The RELAP5 code geometry fixes the length of a junction fluid column joining two cells so that if a simple manometer is modeled, the inertia of the fluid column is determined by the geometry, not the length of the fluid column in the U-tube. Thus, the inertia of the fluid column in RELAP5 momentum formulation can be inconsistent with the junction geometry since this is fixed by the input. Comparisons of the NRELAP5 code with a simple oscillating manometer, with and without friction, shows that very quickly, RELAP5 predicts an incorrect period that is completely out of phase with the correct solution. Such behavior is attributable to the improper fluid inertia

specified by the RELAP5 geometric formulation. If this fundamental numerical deficiency exists, the code capability to accurately calculate the natural circulation flow during steady state and transient becomes questionable. Thus, the calculated two-phase water level above the core during a loss of coolant accident (LOCA), which is the figure of merit of the analysis, may not be conservative.
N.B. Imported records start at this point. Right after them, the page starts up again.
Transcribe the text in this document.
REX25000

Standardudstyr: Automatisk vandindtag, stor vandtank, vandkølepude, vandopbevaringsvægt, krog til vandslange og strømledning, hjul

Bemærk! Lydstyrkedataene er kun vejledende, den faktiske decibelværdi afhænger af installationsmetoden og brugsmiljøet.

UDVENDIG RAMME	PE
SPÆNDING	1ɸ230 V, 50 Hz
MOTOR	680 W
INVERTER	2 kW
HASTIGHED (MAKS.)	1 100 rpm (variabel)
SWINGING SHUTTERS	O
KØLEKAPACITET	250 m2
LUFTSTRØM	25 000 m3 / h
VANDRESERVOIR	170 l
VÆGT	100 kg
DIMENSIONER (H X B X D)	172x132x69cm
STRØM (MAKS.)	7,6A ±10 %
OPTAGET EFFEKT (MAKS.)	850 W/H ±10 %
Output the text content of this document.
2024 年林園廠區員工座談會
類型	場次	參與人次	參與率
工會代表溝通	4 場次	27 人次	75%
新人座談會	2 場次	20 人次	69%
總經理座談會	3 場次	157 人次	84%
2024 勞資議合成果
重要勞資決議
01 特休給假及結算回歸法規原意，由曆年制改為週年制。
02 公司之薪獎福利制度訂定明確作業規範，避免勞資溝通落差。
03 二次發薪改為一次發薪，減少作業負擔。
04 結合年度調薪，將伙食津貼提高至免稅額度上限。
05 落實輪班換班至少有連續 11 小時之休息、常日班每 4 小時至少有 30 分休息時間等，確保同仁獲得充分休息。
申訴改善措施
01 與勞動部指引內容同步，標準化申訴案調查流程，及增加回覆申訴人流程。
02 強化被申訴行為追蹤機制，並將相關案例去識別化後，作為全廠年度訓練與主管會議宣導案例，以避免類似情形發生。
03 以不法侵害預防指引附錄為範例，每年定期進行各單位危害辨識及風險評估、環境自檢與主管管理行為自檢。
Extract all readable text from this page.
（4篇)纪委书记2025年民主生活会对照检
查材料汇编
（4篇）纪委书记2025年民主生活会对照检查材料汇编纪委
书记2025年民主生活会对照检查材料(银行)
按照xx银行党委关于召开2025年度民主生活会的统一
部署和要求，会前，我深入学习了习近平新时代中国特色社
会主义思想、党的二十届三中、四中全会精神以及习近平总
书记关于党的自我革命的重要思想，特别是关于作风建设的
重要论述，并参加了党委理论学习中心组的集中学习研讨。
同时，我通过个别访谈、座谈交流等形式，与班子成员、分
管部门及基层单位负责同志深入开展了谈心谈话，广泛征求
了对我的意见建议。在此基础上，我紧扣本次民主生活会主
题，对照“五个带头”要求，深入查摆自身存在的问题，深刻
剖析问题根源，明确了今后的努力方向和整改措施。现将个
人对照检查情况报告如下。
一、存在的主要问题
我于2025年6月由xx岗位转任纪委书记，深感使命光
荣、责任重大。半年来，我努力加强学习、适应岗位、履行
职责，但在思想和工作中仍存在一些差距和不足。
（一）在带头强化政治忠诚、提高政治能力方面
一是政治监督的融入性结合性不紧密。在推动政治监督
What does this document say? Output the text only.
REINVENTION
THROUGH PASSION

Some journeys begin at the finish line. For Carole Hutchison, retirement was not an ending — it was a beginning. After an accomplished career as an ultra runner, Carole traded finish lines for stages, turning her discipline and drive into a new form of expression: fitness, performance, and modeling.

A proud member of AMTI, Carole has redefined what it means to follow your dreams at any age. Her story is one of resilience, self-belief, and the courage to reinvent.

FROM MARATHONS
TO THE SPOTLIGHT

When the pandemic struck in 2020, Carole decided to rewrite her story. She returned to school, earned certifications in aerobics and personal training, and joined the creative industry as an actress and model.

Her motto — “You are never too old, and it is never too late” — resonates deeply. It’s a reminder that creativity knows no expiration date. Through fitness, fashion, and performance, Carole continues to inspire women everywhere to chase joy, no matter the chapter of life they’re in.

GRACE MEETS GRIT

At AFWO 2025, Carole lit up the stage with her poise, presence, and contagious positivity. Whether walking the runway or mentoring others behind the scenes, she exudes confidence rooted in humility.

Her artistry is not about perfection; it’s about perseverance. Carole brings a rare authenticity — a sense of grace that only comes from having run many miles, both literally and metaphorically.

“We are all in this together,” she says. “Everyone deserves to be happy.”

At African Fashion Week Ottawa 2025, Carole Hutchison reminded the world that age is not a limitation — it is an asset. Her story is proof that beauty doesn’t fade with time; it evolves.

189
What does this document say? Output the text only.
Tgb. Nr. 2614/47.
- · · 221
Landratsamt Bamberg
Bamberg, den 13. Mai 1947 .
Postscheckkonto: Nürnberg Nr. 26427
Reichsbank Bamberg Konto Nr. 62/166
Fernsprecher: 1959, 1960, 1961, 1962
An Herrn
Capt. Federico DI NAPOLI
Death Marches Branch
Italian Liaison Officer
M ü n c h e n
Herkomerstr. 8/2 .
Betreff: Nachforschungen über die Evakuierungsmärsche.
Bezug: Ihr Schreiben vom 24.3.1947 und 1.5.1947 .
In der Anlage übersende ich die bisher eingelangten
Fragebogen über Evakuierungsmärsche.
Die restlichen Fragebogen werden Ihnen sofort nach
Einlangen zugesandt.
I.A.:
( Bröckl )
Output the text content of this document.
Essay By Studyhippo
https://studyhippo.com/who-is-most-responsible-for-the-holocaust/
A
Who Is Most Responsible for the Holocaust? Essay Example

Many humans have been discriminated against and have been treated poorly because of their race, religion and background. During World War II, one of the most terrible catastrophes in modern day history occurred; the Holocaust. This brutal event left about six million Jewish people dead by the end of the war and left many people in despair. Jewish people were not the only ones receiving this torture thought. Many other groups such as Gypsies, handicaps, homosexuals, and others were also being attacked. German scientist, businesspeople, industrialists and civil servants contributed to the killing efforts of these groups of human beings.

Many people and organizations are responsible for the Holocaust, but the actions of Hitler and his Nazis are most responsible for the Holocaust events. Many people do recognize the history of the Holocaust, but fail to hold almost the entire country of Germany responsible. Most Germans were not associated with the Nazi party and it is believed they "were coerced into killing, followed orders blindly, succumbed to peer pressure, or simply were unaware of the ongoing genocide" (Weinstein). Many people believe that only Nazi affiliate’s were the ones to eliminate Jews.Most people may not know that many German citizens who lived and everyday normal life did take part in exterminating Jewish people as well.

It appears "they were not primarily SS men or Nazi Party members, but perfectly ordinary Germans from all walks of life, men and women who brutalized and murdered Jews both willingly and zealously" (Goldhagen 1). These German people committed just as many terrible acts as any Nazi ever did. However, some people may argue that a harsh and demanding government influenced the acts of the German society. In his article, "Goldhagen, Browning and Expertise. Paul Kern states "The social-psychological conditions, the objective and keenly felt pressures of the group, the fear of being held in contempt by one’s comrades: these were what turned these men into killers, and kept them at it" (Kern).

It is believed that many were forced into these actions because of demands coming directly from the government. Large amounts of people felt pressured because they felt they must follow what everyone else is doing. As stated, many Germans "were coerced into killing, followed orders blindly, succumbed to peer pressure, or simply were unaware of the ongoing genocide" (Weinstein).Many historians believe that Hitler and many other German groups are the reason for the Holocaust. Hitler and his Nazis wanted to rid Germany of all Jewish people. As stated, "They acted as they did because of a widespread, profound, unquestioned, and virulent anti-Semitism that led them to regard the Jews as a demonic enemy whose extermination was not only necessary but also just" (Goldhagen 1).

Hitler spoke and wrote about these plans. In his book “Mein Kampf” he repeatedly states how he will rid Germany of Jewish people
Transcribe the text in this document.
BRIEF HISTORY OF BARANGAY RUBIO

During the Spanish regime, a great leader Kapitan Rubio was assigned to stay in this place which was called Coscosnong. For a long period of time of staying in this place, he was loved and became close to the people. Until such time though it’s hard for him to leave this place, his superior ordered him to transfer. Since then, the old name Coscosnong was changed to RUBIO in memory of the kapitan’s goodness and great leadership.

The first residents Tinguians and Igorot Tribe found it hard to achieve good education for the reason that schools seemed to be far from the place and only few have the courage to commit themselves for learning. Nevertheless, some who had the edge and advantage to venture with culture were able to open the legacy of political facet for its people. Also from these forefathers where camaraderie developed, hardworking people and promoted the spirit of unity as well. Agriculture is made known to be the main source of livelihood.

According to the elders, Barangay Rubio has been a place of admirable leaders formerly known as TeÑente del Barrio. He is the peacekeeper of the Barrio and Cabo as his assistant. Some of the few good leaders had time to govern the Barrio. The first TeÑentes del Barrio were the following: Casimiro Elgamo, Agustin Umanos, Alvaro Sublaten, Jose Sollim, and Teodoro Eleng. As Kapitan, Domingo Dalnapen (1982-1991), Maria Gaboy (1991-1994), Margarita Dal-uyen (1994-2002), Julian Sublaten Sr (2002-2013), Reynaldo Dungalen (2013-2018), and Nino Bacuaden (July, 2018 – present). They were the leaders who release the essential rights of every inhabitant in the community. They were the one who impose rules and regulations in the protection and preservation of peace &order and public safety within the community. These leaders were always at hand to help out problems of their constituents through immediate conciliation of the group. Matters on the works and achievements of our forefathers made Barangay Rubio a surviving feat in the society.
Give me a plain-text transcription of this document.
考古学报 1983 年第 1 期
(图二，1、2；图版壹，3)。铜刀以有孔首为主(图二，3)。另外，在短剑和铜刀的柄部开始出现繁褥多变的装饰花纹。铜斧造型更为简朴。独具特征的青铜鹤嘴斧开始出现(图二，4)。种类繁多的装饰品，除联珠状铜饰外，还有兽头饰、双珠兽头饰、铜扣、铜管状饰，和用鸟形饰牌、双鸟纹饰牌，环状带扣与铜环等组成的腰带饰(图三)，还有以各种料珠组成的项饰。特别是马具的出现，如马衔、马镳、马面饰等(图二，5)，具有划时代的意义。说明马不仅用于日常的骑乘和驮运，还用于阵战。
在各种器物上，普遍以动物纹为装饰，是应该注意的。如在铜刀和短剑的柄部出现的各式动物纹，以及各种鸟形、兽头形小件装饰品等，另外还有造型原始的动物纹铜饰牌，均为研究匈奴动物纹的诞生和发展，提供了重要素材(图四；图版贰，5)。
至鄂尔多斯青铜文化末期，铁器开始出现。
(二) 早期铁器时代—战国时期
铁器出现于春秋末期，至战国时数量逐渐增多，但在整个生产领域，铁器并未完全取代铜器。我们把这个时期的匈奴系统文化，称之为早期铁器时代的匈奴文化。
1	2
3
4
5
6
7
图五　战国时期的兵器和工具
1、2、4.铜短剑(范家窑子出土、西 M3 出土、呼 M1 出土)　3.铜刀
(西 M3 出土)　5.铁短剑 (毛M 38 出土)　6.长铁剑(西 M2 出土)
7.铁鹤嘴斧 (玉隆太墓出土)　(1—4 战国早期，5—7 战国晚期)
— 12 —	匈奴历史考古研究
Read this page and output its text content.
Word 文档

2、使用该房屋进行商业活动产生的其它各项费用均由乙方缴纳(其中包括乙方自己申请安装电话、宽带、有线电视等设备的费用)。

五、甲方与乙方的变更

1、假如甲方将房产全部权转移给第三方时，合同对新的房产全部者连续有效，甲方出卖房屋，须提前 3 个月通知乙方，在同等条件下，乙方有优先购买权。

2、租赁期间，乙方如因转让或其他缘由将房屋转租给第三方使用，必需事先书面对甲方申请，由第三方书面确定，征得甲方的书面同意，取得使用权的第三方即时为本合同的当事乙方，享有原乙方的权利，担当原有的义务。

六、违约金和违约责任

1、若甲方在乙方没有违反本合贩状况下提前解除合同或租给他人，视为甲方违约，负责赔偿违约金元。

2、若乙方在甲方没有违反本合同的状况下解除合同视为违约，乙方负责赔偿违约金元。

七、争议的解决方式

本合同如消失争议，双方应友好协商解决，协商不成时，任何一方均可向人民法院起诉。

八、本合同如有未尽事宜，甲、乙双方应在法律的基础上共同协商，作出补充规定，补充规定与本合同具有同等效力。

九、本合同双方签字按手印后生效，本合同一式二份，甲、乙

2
x Please discuss the impact of this modeling feature on the NRELAP5 prediction of fluid level and flow behavior in a manometer with and without friction and the impact on the predictive capabilities of heterogeneous fluid behavior in the vessel in the NuScale primary system under transient LOCA conditions.

x For the manometer input test problem (with and without friction) and solutions provided to NuScale by the staff, please provide the comparisons of NRELAP5 to the manometer solutions with and without friction, showing the flow rates and levels vs time.

x Please also discuss the impact of any conclusions from these comparisons to the ability of NRELAP5 to predict emergency core cooling system response in the small modular reactor following the limiting small break LOCA.